What's the catch? Urine sample collection from young pre-continent children: a qualitative study in primary care.
AuthorKaufman, J; Sanci, L; Temple-Smith, M
Source TitleBJGP Open
PublisherRoyal College of General Practitioners
Document TypeJournal Article
CitationsKaufman, J., Sanci, L. & Temple-Smith, M. (2020). What's the catch? Urine sample collection from young pre-continent children: a qualitative study in primary care.. BJGP Open, 4 (4), pp.bjgpopen20X101060-bjgpopen20X101060. https://doi.org/10.3399/bjgpopen20X101060.
Access StatusOpen Access
Open Access at PMChttp://www.ncbi.nlm.nih.gov/pmc/articles/PMC7606155
BACKGROUND: Urinary tract infections (UTIs) are common in young pre-continent children, but collecting urine samples is challenging. Collection methods all have limitations and international guidelines have conflicting recommendations. Choice of method must balance time, resources, invasiveness, reliability, and contamination. Evidence from primary care clinicians is limited regarding barriers and enablers to sample collection, and what factors inform the choice and use of different sample collection methods. AIM: To understand the barriers and enablers to collecting urine samples from young pre-continent children in primary care. DESIGN & SETTING: An exploratory qualitative study performed in primary care in Australia. METHOD: Semi-structured interviews explored the topic of collecting a urine sample from a child aged 6 months who presented with a fever. The interviews were undertaken with 21 GPs and four practice nurses (PNs) until data saturation was reached. Interviews were audiorecorded, transcribed verbatim, coded, and underwent content and thematic analysis.

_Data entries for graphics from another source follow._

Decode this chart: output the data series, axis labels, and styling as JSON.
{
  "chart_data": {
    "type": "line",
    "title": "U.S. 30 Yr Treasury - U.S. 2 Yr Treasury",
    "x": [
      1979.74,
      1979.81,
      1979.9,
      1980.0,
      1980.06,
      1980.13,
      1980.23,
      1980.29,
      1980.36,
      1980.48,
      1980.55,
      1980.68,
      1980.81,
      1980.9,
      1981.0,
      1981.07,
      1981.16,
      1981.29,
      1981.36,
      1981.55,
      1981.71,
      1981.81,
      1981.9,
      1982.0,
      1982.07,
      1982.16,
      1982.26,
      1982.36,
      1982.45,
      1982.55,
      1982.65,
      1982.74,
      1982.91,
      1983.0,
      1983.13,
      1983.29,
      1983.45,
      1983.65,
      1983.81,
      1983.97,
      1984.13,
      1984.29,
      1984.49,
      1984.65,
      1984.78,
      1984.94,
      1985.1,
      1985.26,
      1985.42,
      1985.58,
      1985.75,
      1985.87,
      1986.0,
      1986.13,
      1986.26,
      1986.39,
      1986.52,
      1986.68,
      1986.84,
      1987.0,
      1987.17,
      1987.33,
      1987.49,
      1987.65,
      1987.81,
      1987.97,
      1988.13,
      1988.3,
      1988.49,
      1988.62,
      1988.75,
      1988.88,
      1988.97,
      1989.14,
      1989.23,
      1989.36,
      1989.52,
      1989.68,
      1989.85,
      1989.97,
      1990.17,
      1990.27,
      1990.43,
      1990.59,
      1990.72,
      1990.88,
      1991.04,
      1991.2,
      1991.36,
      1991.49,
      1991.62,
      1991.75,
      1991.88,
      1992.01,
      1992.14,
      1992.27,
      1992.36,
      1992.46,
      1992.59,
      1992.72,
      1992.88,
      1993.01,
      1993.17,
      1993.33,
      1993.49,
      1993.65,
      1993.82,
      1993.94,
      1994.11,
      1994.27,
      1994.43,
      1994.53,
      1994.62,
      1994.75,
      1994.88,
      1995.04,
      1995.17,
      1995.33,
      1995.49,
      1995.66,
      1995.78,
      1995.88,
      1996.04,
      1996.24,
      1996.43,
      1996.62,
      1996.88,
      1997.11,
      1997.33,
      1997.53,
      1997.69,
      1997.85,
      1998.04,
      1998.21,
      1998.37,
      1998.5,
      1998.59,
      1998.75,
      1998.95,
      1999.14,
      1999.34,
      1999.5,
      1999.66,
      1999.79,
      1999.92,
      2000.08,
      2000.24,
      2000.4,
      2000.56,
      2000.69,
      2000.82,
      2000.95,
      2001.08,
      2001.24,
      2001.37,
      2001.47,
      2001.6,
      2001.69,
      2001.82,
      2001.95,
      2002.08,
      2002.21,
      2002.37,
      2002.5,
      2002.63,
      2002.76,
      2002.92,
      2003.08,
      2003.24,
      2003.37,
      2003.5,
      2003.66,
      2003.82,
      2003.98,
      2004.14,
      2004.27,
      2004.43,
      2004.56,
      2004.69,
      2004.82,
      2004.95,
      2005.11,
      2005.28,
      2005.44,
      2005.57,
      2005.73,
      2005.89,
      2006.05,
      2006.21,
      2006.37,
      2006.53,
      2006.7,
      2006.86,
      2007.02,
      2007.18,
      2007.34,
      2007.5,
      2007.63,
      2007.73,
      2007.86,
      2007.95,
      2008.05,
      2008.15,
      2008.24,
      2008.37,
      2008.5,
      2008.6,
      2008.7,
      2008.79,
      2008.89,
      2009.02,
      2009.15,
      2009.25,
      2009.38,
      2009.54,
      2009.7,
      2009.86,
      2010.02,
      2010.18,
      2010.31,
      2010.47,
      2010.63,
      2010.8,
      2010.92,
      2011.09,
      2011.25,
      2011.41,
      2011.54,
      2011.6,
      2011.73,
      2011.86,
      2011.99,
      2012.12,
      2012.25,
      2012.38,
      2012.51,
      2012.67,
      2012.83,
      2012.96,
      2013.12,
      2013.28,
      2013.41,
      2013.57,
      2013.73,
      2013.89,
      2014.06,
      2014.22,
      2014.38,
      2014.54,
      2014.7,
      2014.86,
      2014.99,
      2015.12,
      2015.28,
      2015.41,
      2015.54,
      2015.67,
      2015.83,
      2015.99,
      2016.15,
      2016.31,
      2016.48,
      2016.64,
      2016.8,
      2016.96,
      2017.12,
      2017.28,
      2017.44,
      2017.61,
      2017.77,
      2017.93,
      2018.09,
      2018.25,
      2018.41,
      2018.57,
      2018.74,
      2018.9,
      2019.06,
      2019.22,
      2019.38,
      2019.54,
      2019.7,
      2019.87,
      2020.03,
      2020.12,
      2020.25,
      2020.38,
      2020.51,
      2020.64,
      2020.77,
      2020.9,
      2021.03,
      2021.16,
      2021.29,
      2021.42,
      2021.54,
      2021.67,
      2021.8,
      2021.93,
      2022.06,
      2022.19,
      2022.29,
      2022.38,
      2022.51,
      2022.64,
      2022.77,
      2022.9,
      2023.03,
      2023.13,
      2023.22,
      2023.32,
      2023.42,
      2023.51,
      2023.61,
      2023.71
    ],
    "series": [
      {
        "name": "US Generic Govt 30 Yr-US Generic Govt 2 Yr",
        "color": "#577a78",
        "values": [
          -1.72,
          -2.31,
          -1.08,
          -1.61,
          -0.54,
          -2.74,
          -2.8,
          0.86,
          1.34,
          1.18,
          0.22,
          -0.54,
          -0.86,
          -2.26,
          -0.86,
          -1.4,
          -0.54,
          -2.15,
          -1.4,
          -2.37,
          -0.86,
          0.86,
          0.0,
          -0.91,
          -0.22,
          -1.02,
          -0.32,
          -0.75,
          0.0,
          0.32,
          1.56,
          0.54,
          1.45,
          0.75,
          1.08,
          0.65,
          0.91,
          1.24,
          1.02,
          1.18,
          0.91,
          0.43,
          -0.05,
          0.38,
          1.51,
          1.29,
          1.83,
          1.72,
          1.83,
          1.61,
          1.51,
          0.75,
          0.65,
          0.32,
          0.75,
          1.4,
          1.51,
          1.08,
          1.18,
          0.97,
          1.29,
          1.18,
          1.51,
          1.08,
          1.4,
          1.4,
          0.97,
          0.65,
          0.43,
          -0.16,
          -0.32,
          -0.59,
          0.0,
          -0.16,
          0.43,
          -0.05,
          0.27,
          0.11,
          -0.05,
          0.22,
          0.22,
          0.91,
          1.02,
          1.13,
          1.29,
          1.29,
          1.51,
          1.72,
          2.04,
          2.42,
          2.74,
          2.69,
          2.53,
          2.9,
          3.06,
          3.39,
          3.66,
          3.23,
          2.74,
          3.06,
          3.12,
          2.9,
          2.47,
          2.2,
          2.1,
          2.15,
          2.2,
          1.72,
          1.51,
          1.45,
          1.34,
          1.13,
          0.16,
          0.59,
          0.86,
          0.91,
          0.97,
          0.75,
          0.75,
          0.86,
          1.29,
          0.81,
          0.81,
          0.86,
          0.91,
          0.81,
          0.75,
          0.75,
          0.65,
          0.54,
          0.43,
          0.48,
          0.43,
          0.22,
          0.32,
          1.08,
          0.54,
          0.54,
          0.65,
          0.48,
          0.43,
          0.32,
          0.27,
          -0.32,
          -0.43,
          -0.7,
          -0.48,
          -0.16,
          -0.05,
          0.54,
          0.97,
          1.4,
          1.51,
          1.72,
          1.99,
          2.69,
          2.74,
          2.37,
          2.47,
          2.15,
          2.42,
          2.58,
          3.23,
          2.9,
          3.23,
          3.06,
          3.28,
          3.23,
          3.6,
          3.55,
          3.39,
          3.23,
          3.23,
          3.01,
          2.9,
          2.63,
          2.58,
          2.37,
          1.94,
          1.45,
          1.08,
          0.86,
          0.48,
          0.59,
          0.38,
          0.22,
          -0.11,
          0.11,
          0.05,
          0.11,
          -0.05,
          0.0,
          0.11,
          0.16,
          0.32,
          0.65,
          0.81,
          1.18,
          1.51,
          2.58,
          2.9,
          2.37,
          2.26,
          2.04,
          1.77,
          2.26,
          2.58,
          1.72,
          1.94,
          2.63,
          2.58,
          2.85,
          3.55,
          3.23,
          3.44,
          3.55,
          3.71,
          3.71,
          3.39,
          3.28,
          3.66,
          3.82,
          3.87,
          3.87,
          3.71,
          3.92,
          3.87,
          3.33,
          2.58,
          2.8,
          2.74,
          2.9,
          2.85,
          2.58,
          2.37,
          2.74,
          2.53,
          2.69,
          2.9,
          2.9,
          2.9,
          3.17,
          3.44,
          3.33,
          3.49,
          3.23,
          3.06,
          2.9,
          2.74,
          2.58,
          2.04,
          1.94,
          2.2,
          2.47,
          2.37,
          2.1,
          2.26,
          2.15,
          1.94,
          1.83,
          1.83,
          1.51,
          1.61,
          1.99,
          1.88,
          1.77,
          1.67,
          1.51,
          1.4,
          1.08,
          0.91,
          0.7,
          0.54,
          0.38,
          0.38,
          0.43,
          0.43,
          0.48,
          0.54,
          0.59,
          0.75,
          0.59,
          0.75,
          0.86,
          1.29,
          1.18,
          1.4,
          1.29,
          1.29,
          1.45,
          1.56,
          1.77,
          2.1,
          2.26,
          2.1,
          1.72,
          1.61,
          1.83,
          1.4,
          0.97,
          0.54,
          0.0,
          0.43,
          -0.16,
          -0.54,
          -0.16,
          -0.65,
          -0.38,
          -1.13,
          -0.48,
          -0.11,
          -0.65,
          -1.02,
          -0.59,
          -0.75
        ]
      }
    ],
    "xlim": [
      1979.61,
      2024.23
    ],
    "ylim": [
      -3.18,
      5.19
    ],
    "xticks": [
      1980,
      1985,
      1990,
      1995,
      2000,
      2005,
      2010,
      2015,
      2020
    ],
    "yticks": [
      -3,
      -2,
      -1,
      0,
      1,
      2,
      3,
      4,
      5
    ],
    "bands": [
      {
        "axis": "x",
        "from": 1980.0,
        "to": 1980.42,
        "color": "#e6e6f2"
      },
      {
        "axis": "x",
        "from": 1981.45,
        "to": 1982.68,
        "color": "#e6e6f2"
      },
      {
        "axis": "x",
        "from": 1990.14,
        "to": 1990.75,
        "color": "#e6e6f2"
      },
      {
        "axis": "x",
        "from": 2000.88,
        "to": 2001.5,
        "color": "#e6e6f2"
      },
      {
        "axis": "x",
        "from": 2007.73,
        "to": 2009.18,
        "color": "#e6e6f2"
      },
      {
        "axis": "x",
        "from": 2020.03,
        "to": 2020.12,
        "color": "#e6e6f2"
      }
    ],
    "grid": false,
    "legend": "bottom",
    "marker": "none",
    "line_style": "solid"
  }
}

RESULTS: Five main themes emerged including: the clinician's knowledge and expertise; patient characteristics; parent or carer's understanding and motivation; the collection process itself; and likely outcome of the chosen method. Non-invasive methods were strongly favoured; although, clean catch was considered time-consuming and urine bags were known to be often contaminated. Invasive methods (for example, catheterisation or suprapubic aspiration [SPA]) were rarely performed outside of remote settings. Key barriers included time and space constraints in clinics, and key enablers included parental motivation, education handouts, and voiding stimulation methods. CONCLUSION: This study has identified key barriers and enablers to inform education, policy, and future research for urine sample collection from pre-continent children in primary care. Guideline recommendations must consider the primary care context to ensure they are relevant and suited to real-world practice.